The ILO/WHO International Programme on the Global Elimination of Silicosis, launched in 1995, aims at the global reduction and eventual elimination of silicosis. It includes:

  • the formulation of national, regional and global action plans;
  • mobilization of resources for the application of primary and secondary prevention;
  • epidemiological surveillance;
  • monitoring and evaluation of results; and
  • the strengthening of the required national capabilities and the establishment of national programmes.

It will greatly rely on co-operation between industrialized countries, developing countries and international organizations.

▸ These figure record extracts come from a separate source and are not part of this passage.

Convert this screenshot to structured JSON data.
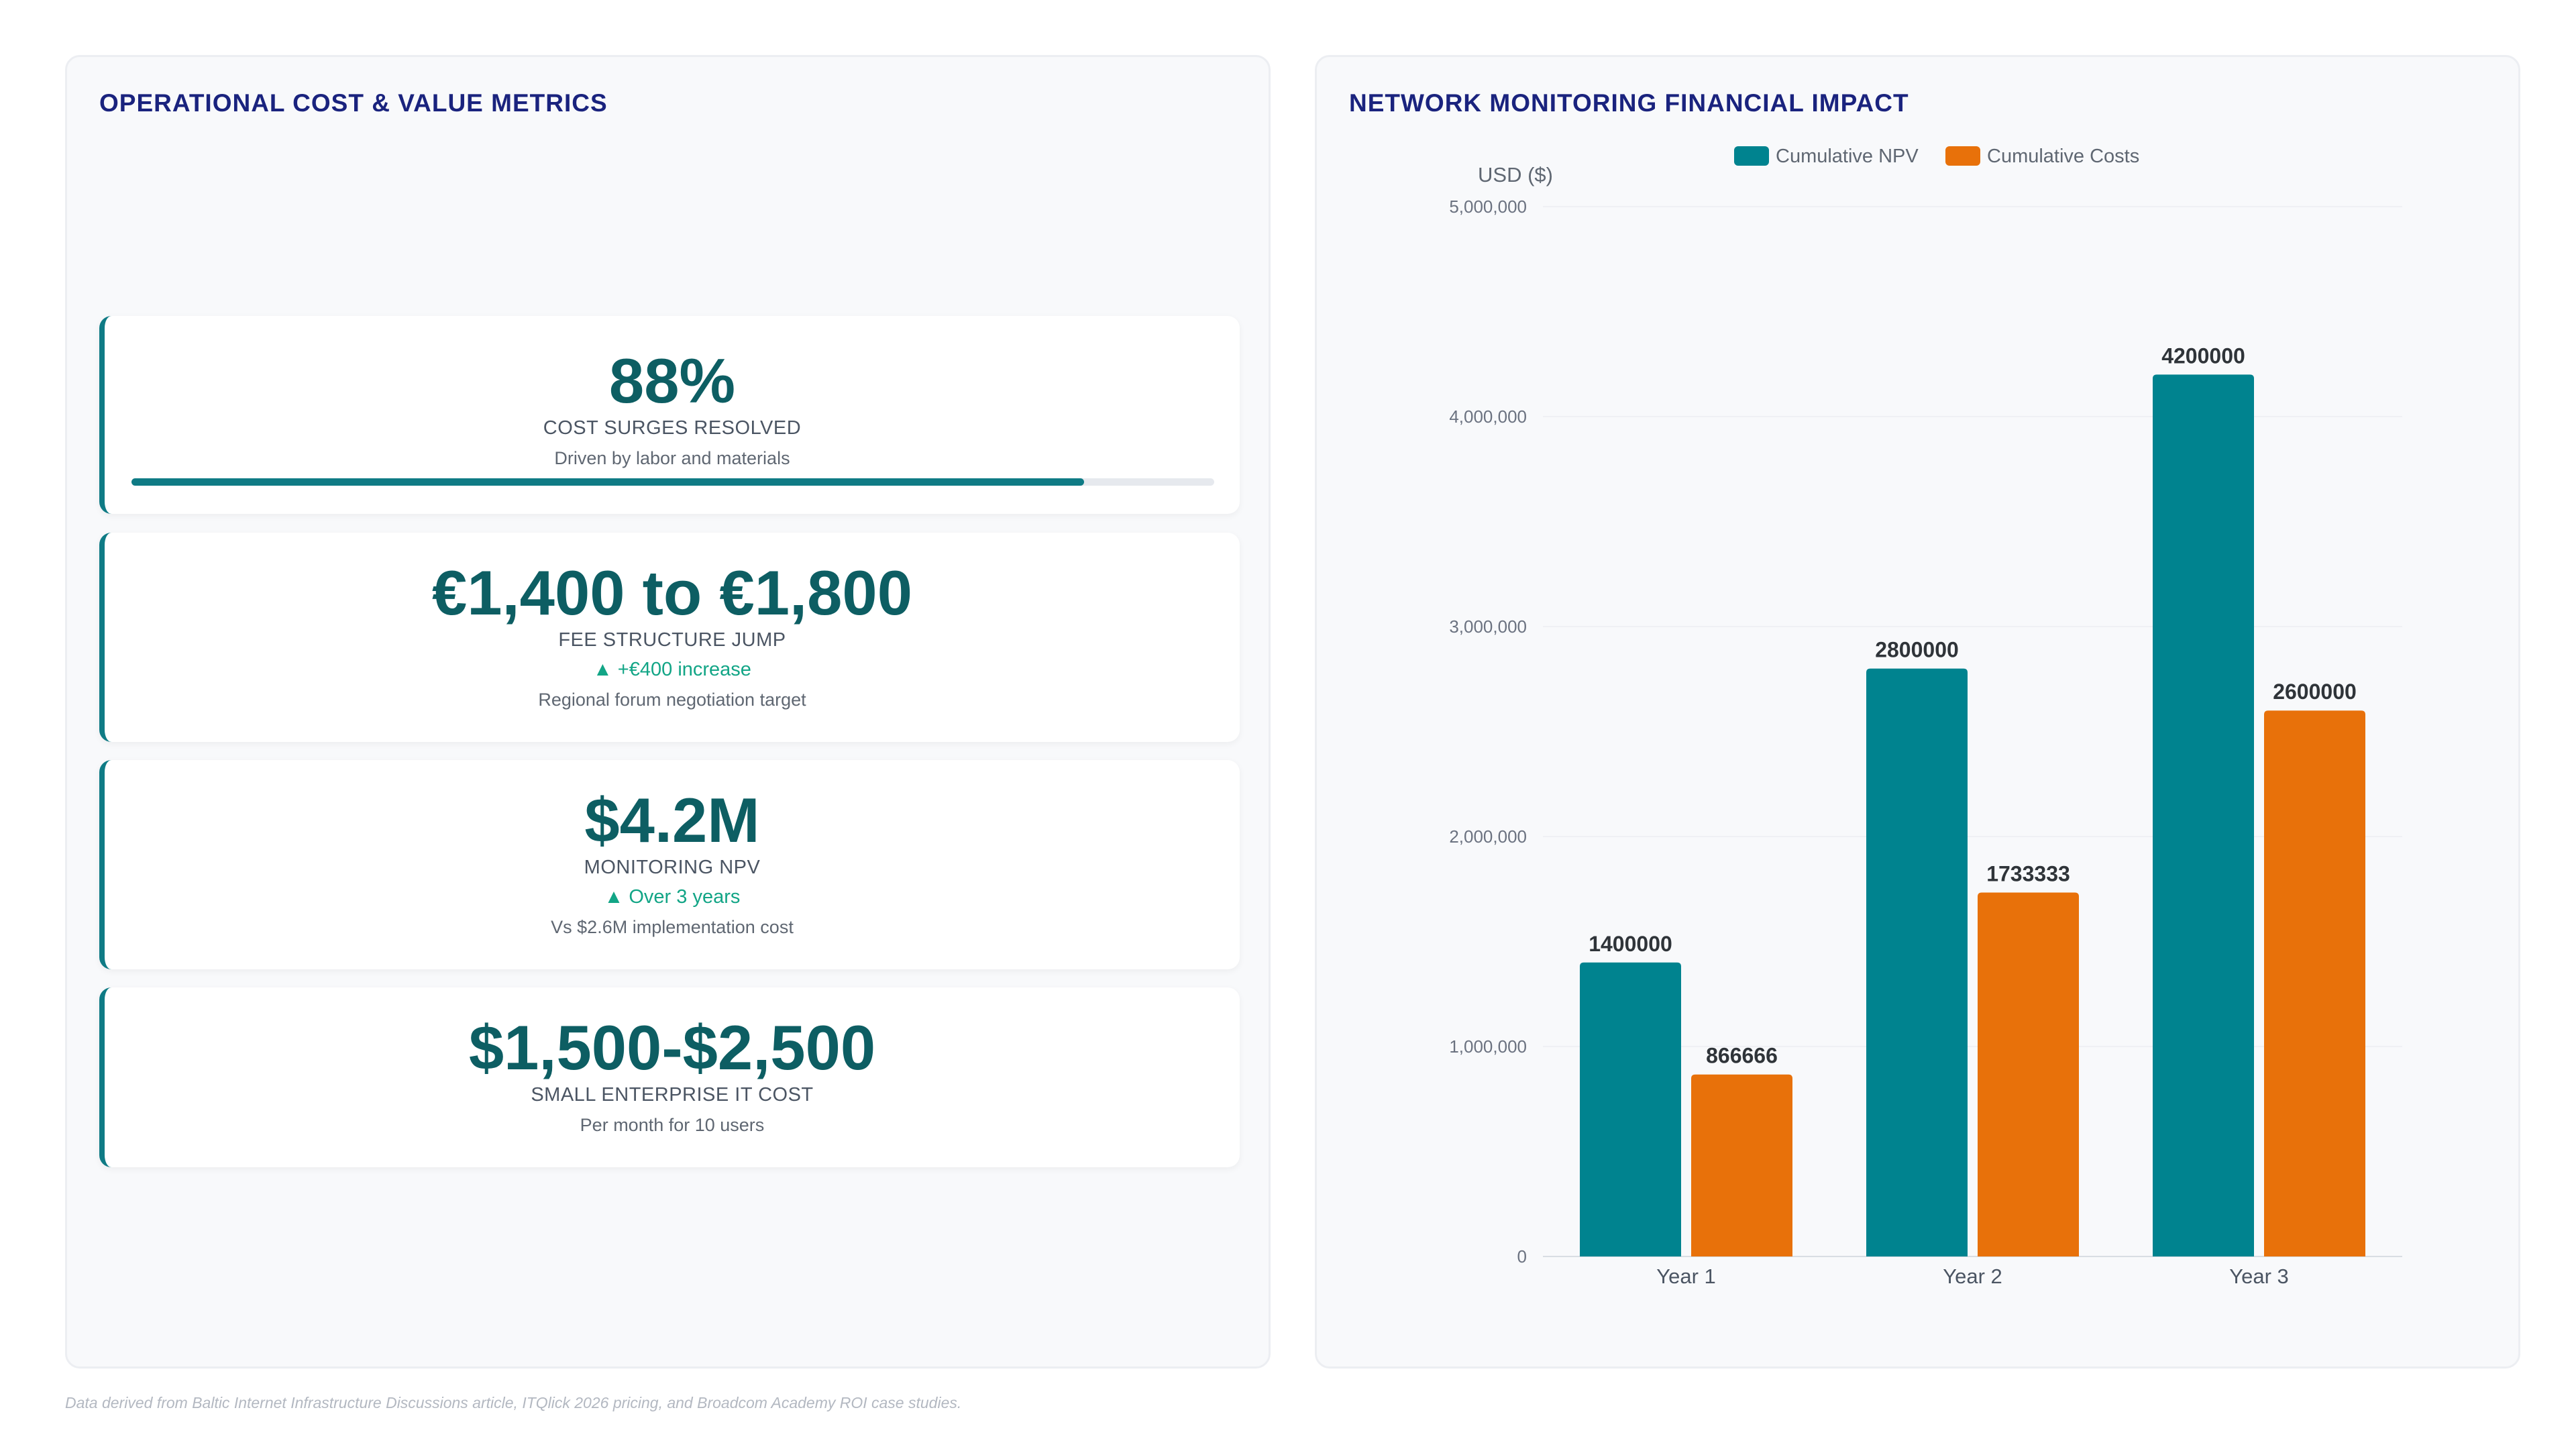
{
  "left_panel": {
    "title": "OPERATIONAL COST & VALUE METRICS",
    "metrics": [
      {
        "value": "88%",
        "label": "COST SURGES RESOLVED",
        "subtext": "Driven by labor and materials",
        "progress": 0.88
      },
      {
        "value": "€1,400 to €1,800",
        "label": "FEE STRUCTURE JUMP",
        "trend": "▲ +€400 increase",
        "subtext": "Regional forum negotiation target"
      },
      {
        "value": "$4.2M",
        "label": "MONITORING NPV",
        "trend": "▲ Over 3 years",
        "subtext": "Vs $2.6M implementation cost"
      },
      {
        "value": "$1,500-$2,500",
        "label": "SMALL ENTERPRISE IT COST",
        "subtext": "Per month for 10 users"
      }
    ]
  },
  "right_panel": {
    "title": "NETWORK MONITORING FINANCIAL IMPACT"
  },
  "chart_data": {
    "type": "bar",
    "title": "NETWORK MONITORING FINANCIAL IMPACT",
    "xlabel": "",
    "ylabel": "USD ($)",
    "categories": [
      "Year 1",
      "Year 2",
      "Year 3"
    ],
    "series": [
      {
        "name": "Cumulative NPV",
        "values": [
          1400000,
          2800000,
          4200000
        ],
        "color": "#00838f"
      },
      {
        "name": "Cumulative Costs",
        "values": [
          866666,
          1733333,
          2600000
        ],
        "color": "#e8710a"
      }
    ],
    "ylim": [
      0,
      5000000
    ],
    "yticks": [
      0,
      1000000,
      2000000,
      3000000,
      4000000,
      5000000
    ],
    "ytick_labels": [
      "0",
      "1,000,000",
      "2,000,000",
      "3,000,000",
      "4,000,000",
      "5,000,000"
    ],
    "legend_position": "top",
    "grid": true,
    "data_labels": true
  },
  "colors": {
    "title": "#1a237e",
    "metric_value": "#0d5e63",
    "accent": "#0f7b85",
    "trend_up": "#12a586"
  },
  "footer": {
    "note": "Data derived from Baltic Internet Infrastructure Discussions article, ITQlick 2026 pricing, and Broadcom Academy ROI case studies."
  }
}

In view of the world-wide magnitude of occupational exposure to dust and prevalence of silicosis and other occupational dust-related diseases, as well as an acute need for increased preventive action, WHO started, under the Prevention and Control Exchange (PACE) Initiative, programmes to train people in developing countries in the prevention and control of dust exposure in the work environment.

As an initial step in the PACE programme, WHO has prepared a basic document (see below*) covering topics such as:

  • characteristics of dust and its sources;
  • problem recognition and evaluation;
  • available technical and personal measures to prevent or control the generation, release and dissemination of dust in the workplace; and
  • integration of control measures into effective and sustainable programmes.

References: Wagner G.R. Screening and surveillance of workers exposed to mineral dusts, Geneva, WHO, 1996, ISBN 92-4-154498-8

WHO Prevention and Control Exchange (PACE): Hazard Prevention and control in the work environment -- airborne dust, Geneva, WHO, WHO/SDE/OEH/99.14, 1999; available from Occupational and Environmental Health, WHO, Geneva.